I’d never come across it before due to my newness to dating and also because everyone I’d dated before sounded like me. You know in Friends when they talk about the words that make Chandler’s balls jump back up inside his body (Janice saying “ohhhhhh myyyyy god”)? It would appear that someone trying to do a Scottish accent does the female equivalent to me.

I tried to laugh it off and went the “wow, that was terrible, haha, never do it again hahaha, lol, lol, lol” route to which his response was to continue doing it. So more sternly I asked him to please not do that and he proceeded to tell me (still in a “Scottish accent) that he looked Scottish – he was ginger – so he could carry it off. Um, not so my friend.

All I could think was “you will never kiss me with that mouth”.

It got me thinking, especially since then as I’ve dated people from all over (my friends affectionately call me the United Nations of Dating), I would never do that, I would just never attempt to do someone’s accent. A) because I’d be shit at it. And B) because it can actually be mildly offensive.

Since moving to another country, I’ve had to get used to the whole accent conversation. Some of my other immigrant friends really hate when people comment on their accents. I don’t mind it, you have to accept that it’ll be a part of being in a different country. But I actually get told a lot I don’t have an accent. To which my reply is always “that’s impossible because everyone has an accent, even when you sound like everyone around you”.

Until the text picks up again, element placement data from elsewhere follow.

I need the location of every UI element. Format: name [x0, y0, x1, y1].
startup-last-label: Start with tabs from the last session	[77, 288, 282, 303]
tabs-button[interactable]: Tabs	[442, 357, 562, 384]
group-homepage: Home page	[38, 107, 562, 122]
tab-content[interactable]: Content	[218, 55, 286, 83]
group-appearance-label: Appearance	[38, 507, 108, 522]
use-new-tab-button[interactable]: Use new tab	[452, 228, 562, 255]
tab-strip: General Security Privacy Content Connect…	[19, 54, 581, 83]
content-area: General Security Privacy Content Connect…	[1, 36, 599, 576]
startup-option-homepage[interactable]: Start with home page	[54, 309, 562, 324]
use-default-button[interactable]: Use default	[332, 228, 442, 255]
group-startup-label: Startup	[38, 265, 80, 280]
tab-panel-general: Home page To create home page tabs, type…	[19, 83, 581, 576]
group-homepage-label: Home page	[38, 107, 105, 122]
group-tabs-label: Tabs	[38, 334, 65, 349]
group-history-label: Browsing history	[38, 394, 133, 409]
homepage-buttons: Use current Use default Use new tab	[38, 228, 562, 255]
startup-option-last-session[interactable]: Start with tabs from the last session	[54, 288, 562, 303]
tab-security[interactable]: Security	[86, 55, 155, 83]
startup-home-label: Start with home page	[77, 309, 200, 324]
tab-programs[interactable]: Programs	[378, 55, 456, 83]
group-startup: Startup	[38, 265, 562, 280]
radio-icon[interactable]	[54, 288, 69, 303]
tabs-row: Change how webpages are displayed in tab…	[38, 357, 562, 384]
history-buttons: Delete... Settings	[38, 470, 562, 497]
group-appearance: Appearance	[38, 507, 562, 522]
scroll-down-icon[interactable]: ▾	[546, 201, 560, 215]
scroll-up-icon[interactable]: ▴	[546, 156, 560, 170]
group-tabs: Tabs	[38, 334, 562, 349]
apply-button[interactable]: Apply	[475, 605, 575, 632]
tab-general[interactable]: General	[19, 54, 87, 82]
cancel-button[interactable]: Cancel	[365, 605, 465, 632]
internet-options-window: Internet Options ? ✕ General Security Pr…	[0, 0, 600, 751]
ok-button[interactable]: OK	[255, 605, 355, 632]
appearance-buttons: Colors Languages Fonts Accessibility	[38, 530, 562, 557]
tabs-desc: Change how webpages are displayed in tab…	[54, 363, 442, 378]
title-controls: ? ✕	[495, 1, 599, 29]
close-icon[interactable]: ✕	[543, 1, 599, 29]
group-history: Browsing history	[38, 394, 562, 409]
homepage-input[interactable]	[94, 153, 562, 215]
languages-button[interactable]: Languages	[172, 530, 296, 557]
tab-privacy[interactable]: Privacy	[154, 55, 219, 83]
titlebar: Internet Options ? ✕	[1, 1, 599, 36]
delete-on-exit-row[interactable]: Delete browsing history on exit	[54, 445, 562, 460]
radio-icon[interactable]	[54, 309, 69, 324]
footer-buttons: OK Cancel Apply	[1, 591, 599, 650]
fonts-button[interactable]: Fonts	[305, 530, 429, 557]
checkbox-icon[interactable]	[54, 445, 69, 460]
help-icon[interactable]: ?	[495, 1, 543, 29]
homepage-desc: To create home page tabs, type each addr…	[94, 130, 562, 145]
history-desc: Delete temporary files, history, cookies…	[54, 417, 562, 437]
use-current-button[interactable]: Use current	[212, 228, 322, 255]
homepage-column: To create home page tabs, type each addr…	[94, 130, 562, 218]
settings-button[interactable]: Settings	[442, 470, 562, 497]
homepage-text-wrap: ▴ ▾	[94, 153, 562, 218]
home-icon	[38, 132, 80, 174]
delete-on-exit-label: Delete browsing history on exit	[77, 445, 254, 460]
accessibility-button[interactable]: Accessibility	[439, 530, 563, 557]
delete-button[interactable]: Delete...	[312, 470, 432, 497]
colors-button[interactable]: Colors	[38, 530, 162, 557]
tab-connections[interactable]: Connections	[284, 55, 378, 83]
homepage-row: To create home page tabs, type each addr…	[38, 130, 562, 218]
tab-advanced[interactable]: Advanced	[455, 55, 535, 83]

I think what people mean is I don’t have the accent they expect. I don’t sound like the female version of the guys in Trainspotting or Gerard Butler. I had a fairly soft Scottish accent to start with and moving to the Middle East as a kid gave it an interesting International School coating, to the point where most people here take a while to hear an accent or inflection they don’t recognise and then, when they do, they think it’s Australian or Irish. Though that’s mostly because they don’t really know accents, more than me actually sounding Australian or Irish.

However, I have found myself getting slightly offended when people comment on my accent, as if somehow them saying I don’t sound Scottish makes me less Scottish. I’m an incredibly proud Scot, especially this far away from home, so it gets under my skin a little. But that’s my accent, me speaking with a Scottish lilt, not someone trying to imitate it. Someone trying to do the accent essentially for comic effect… no. Please God, no. It’s as bad as, maybe worse than, someone shouting “Freedom!” in their best Scottish Mel Gibson impression at me. Get out. Get in the bin.

I’d tried to be jokey about it with Dubsmash Dude and, honestly, if someone on a second date suggested I stopped doing something a couple of times I would probably take heed of that request. He clearly felt differently. The rest of the evening was peppered with him sporadically switching into a “Scottish” accent and me slowly losing the will to live.

After finishing dinner, which I hope for his sake was that crap because of the last minute ingredient switch and not just an indicator of his level of cooking skill, I couldn’t wait to leave and get my $30 return cab ride home, sure that I would never see him again.

If the Dubsmashes were the initial straws on the camel’s back, the repeated attempts at the accent were most definitely the ones that broke it.